In a civil case, the party seeking relief -which in the typical civil case is monetary relief, compensation or money damages- bears the burden of proving their case to a judge or a jury. In other words, it is the responsibility and obligation of the plaintiff to show that all of the elements of their claim have been shown, and they are entitled to relief in the form of compensation for their injuries.
It is sometimes said that the plaintiff in a personal injury case has the obligation to not only produce evidence that they were injured by the fault of another and that they suffered damage as a result, but that the plaintiff also has the burden of persuading the judge or the jury they were in fact injured at the hands of another through no fault of their own and that they suffered cognizable, objectively verifiable, injury as a result of the actions of another.
This latter concept is sometimes referred to as the burden of persuasion. The test is whether the case strong enough to persuade the jury or judge that an accident and resulting injury the way the plaintiff said it did. The standard, the measure, or the yardstick for how convincing that proof must be is “ponderance of the evidence standard”.
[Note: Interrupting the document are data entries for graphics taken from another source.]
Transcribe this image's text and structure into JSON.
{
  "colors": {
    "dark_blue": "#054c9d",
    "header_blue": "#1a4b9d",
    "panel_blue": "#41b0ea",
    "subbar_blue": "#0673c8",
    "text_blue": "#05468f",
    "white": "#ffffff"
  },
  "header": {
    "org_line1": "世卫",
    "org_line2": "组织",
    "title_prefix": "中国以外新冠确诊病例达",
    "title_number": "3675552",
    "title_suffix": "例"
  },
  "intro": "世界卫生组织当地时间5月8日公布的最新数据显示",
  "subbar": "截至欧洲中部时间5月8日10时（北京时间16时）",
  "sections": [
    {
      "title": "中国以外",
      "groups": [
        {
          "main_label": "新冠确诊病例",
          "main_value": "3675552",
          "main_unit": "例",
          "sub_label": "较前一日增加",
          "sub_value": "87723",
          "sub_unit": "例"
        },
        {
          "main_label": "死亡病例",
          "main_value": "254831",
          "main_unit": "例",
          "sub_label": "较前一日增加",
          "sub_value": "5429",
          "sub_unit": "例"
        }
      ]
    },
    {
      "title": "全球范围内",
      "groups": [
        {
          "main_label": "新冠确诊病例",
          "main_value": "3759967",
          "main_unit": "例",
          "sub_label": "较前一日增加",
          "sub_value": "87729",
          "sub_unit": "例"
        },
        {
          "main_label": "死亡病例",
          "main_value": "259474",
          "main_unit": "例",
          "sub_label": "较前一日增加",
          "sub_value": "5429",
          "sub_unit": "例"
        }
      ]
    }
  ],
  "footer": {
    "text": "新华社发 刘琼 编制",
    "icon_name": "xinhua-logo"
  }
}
What is called for here is for the judge or jury to determine that it is more likely, or more probable, than unlikely or improbable that the plaintiff’s version of events is the correct one. It’s sometimes expressed as a numerical percentage of 51% more likely so than not. If met, it is sufficient to carry the day in court. Other types of cases have much higher standards when it comes to the burden of proof. In a criminal case, a jury must be persuaded beyond any reasonable doubt that a defendant is guilty. Generally, in order for a court to award punitive damages, there must be clear and convincing evidence that the plaintiff is entitled. The burden in the typical civil case, however, is substantially lower. It is simply “more likely, as opposed to less likely” and “more likely” by a very small amount i.e. 2%. As Attorney Eric T. Kirk will tell you.
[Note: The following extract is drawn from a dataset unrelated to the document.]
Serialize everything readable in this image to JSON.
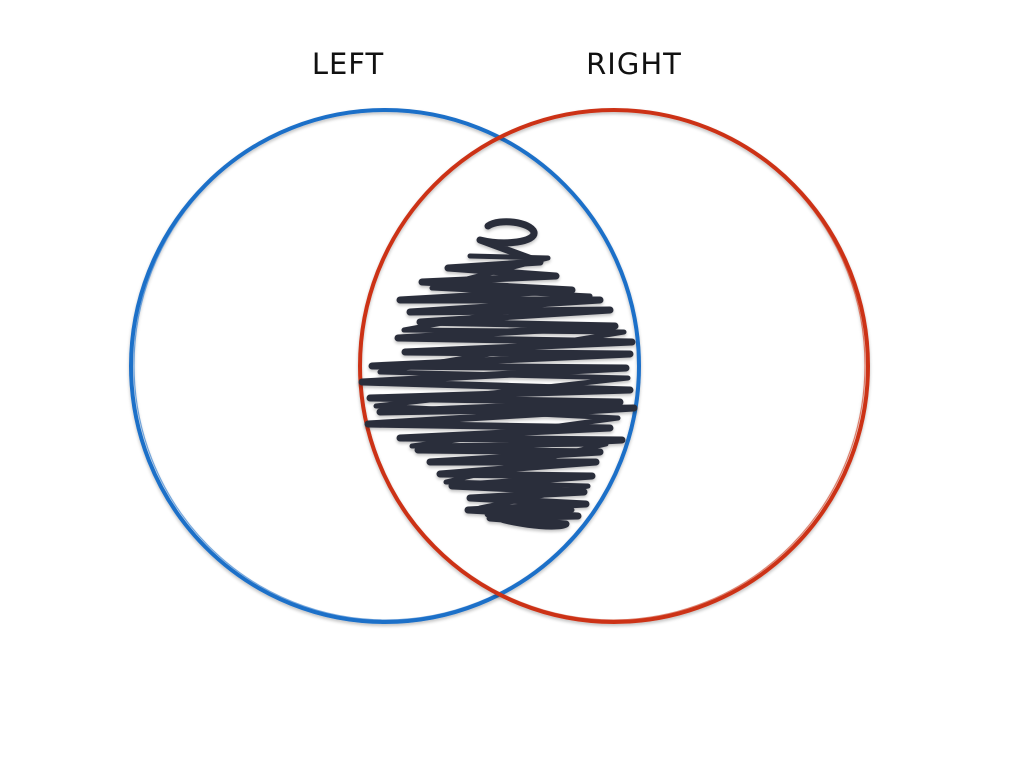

The law would require that, if it is 49% likely that the defendant is correct in their legal position and 51% likely that a plaintiff is correct in their legal position, although the relative likelihoods are very, very close, separated by only a fraction, that break down means that the plaintiff has carried the day, and wins their case. Despite this relatively low burden of proof in the typical civil case, it shocks some people to learn that thousands of Maryland automobile accident claims are denied by courts in this state every year, with a ruling that the plaintiff has “failed to carry the burden of proof.”